Beabsichtigen die Vertragspartner hingegen ein stärkeres Maß an Verantwortung, sollen sie in der Aufbaustufe zwischen verschiedenen Regelungsmodulen differenzieren und diese frei miteinander kombinieren können. Im Einzelnen sollen folgenden Optionen möglich sein:

Modul 1 - Auskunft und Vertretung in Gesundheitsangelegenheiten: Der jeweils andere soll Auskunft von behandelnden Ärzten verlangen und den handlungsunfähigen Partner vertreten können.

Modul 2 – Zusammenleben: Für Geschäfte aufgrund der Führung eines gemeinsamen Haushalts wird die Vertretung des anderen gegenüber Dritten geregelt.

Modul 3 – Pflege und Fürsorge: Die Regelungen des Pflegezeitgesetzes und des Familienpflegezeitgesetzes über die Pflege von nahen Angehörigen sollen auch auf die Pflege des Partners der Verantwortungsgemeinschaft Anwendung finden können.

Modul 4 – Zugewinngemeinschaft: Den Partnern soll es möglich sein, einen Vermögensausgleich bei Beendigung der Verantwortungsgemeinschaft vereinbaren zu können.

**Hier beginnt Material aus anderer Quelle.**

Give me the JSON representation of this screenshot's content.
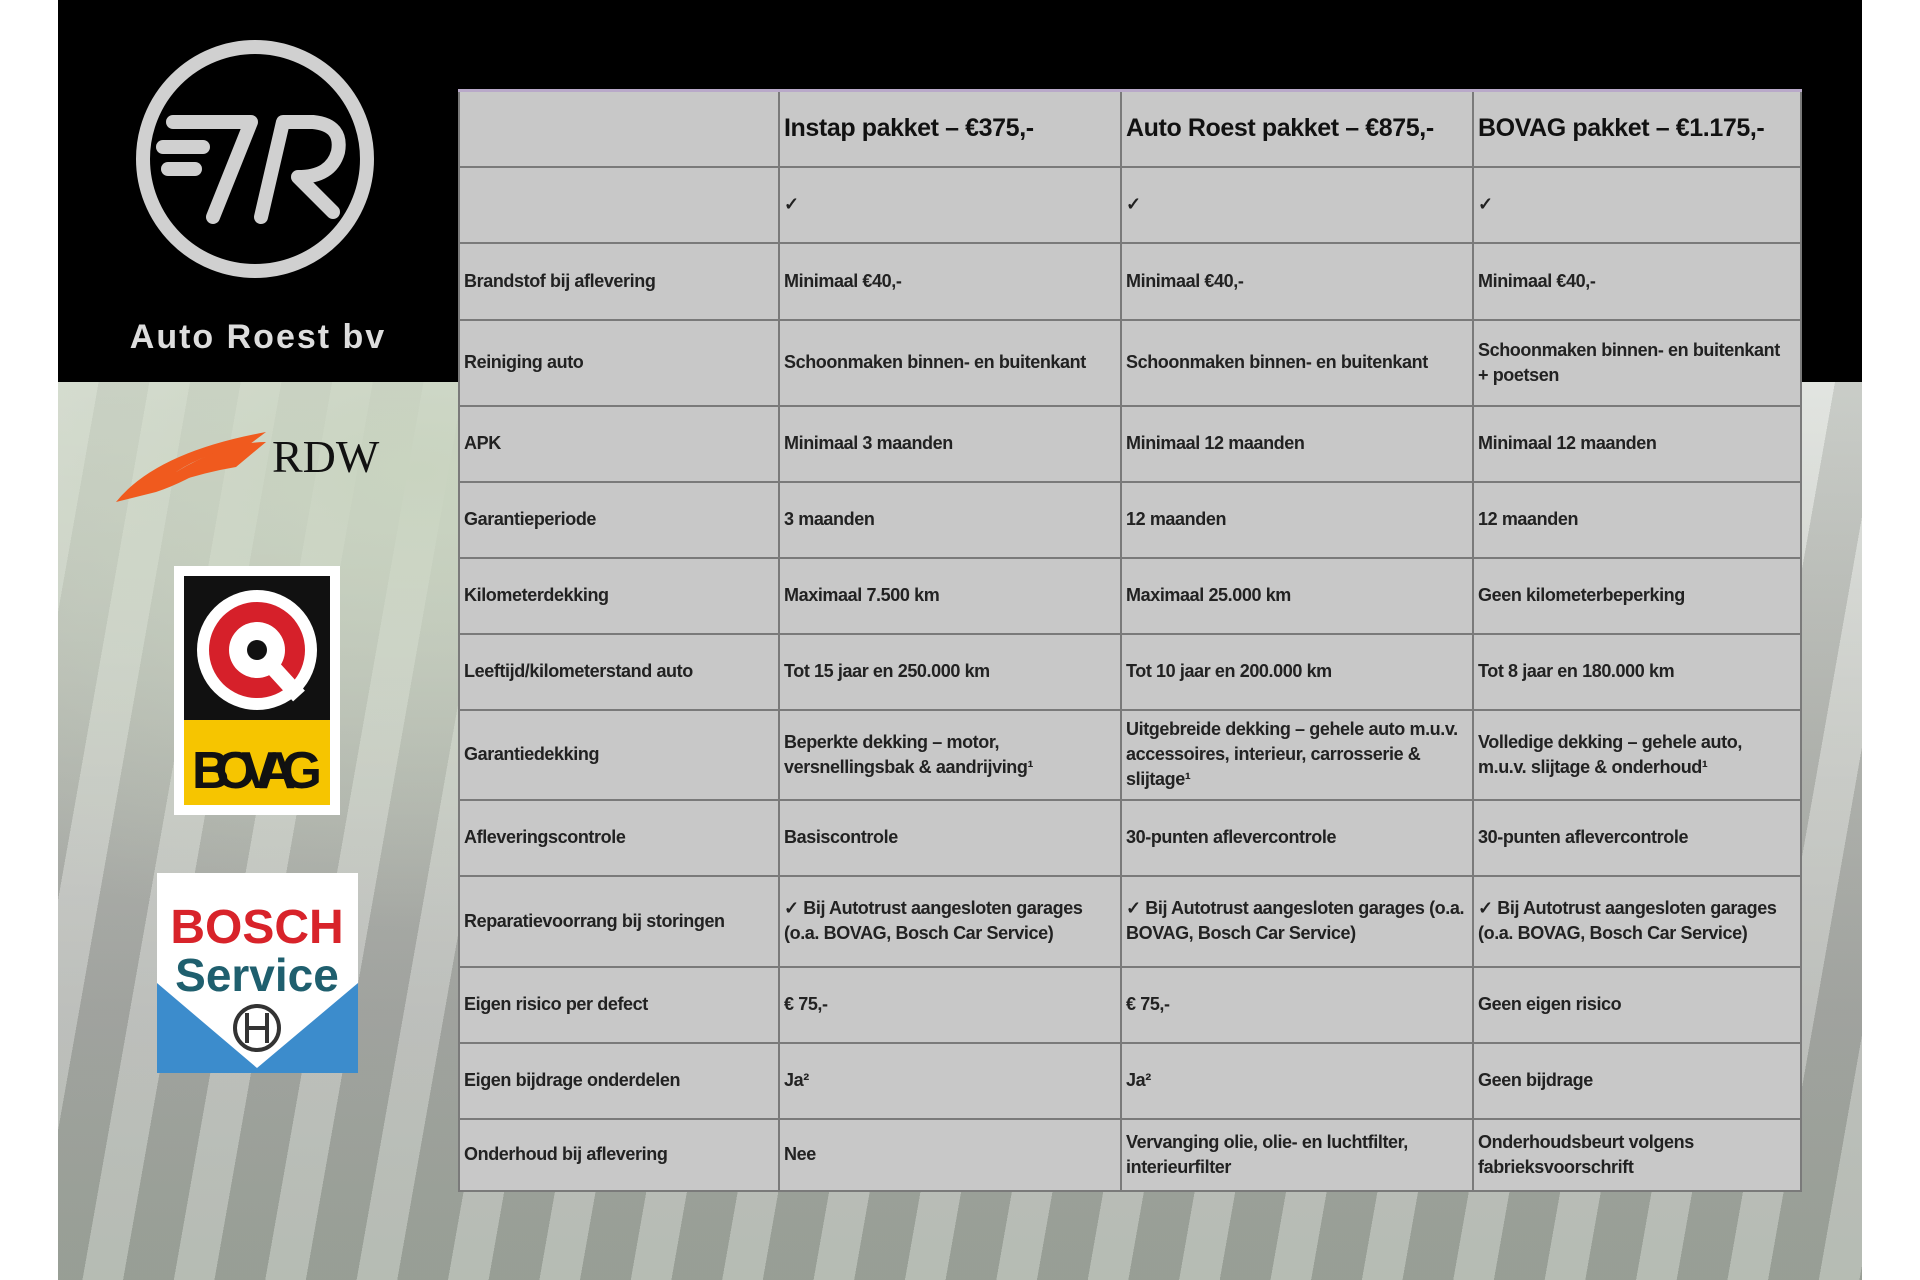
{
  "brand": {
    "name": "Auto Roest bv",
    "logo_text": "7R"
  },
  "partners": {
    "rdw": "RDW",
    "bovag": "BOVAG",
    "bosch_line1": "BOSCH",
    "bosch_line2": "Service"
  },
  "colors": {
    "rdw_orange": "#f05a1e",
    "bovag_yellow": "#f6c500",
    "bovag_red": "#d6202a",
    "bosch_red": "#d8232a",
    "bosch_blue": "#3c8ccc",
    "table_bg": "#c8c8c8"
  },
  "table": {
    "headers": [
      "",
      "Instap pakket – €375,-",
      "Auto Roest pakket – €875,-",
      "BOVAG pakket – €1.175,-"
    ],
    "rows": [
      [
        "",
        "✓",
        "✓",
        "✓"
      ],
      [
        "Brandstof bij aflevering",
        "Minimaal €40,-",
        "Minimaal €40,-",
        "Minimaal €40,-"
      ],
      [
        "Reiniging auto",
        "Schoonmaken binnen- en buitenkant",
        "Schoonmaken binnen- en buitenkant",
        "Schoonmaken binnen- en buitenkant + poetsen"
      ],
      [
        "APK",
        "Minimaal 3 maanden",
        "Minimaal 12 maanden",
        "Minimaal 12 maanden"
      ],
      [
        "Garantieperiode",
        "3 maanden",
        "12 maanden",
        "12 maanden"
      ],
      [
        "Kilometerdekking",
        "Maximaal 7.500 km",
        "Maximaal 25.000 km",
        "Geen kilometerbeperking"
      ],
      [
        "Leeftijd/kilometerstand auto",
        "Tot 15 jaar en 250.000 km",
        "Tot 10 jaar en 200.000 km",
        "Tot 8 jaar en 180.000 km"
      ],
      [
        "Garantiedekking",
        "Beperkte dekking – motor, versnellingsbak & aandrijving¹",
        "Uitgebreide dekking – gehele auto m.u.v. accessoires, interieur, carrosserie & slijtage¹",
        "Volledige dekking – gehele auto, m.u.v. slijtage & onderhoud¹"
      ],
      [
        "Afleveringscontrole",
        "Basiscontrole",
        "30-punten aflevercontrole",
        "30-punten aflevercontrole"
      ],
      [
        "Reparatievoorrang bij storingen",
        "✓ Bij Autotrust aangesloten garages (o.a. BOVAG, Bosch Car Service)",
        "✓ Bij Autotrust aangesloten garages (o.a. BOVAG, Bosch Car Service)",
        "✓ Bij Autotrust aangesloten garages (o.a. BOVAG, Bosch Car Service)"
      ],
      [
        "Eigen risico per defect",
        "€ 75,-",
        "€ 75,-",
        "Geen eigen risico"
      ],
      [
        "Eigen bijdrage onderdelen",
        "Ja²",
        "Ja²",
        "Geen bijdrage"
      ],
      [
        "Onderhoud bij aflevering",
        "Nee",
        "Vervanging olie, olie- en luchtfilter, interieurfilter",
        "Onderhoudsbeurt volgens fabrieksvoorschrift"
      ]
    ]
  }
}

Welche Stufe und/oder Regelungsmodule die Partner wählen, haben sie schriftlich in einem Verantwortungsgemeinschafts-
vertrag festzulegen. Ebenso wie der Ehevertrag soll auch der Verantwortungsgemeinschaftsvertrag notariell beurkundet werden. Anders als bei der Ehe soll die Verantwortungsgemeinschaft aus bis zu sechs Personen bestehen können. Dies soll nur für die Fälle nicht gelten, in denen das Regelungsmodul der Zugewinngemeinschaft vereinbart wird. Insoweit soll die Anzahl der Beteiligten auf zwei Vertragsparteien, die zudem unverheiratet sein müssen, beschränkt sein. Soll die Gemeinschaft wieder aufgehoben werden, soll dies durch eine einseitige Erklärung oder durch eine gemeinsame Aufhebung rechtlich möglich sein.

Darüber hinaus sollen keine weiteren familien- und erbrechtlichen Rechtsfolgen durch eine Verantwortungsgemeinschaft begründbar sein. Auch steuerliche Begünstigungen – wie sie zum Teil für Ehegatten oder Familienangehörige bestehen – sollen nach der Vorstellung des Bundesjustizministeriums nicht auf Partner einer Verantwortungsgemeinschaft übertragbar sein.

Fazit
Ob die Verantwortungsgemeinschaft das klassische Modell der Ehe zukünftig ablösen wird, ist ungewiss. Für viele Paare ist es gerade entscheidend, durch das symbolische Band der Ehe miteinander verbunden zu sein. Der Verantwortungsgemeinschaft dürfte eine weitaus geringere Symbolkraft zukommen. Sollten allerdings rechtliche Erwägungen den Ausschlag für eine Eheschließung geben, so könnte die Verantwortungsgemeinschaft womöglich eine Alternative zur Ehe sein. Führt man sich insoweit jedoch vor Augen, dass viele rechtliche Privilegien, die Ehegatten zukommen (z. B. erb- und steuerrechtliche Vorteile), nicht auf Partner einer Verantwortungsgemeinschaft übertragbar sein sollen, wird die Verantwortungsgemeinschaft für viele Paare wenig attraktiv sein. Daher ist zu vermuten, dass das derzeitige Regelungskonzept der Verantwortungsgemeinschaft das Konzept der Ehe nicht ablösen wird. Zudem bleibt abzuwarten, ob und wann es zur Einführung der Verantwortungsgemeinschaft kommt. Ein Gesetzesentwurf liegt bislang noch nicht vor.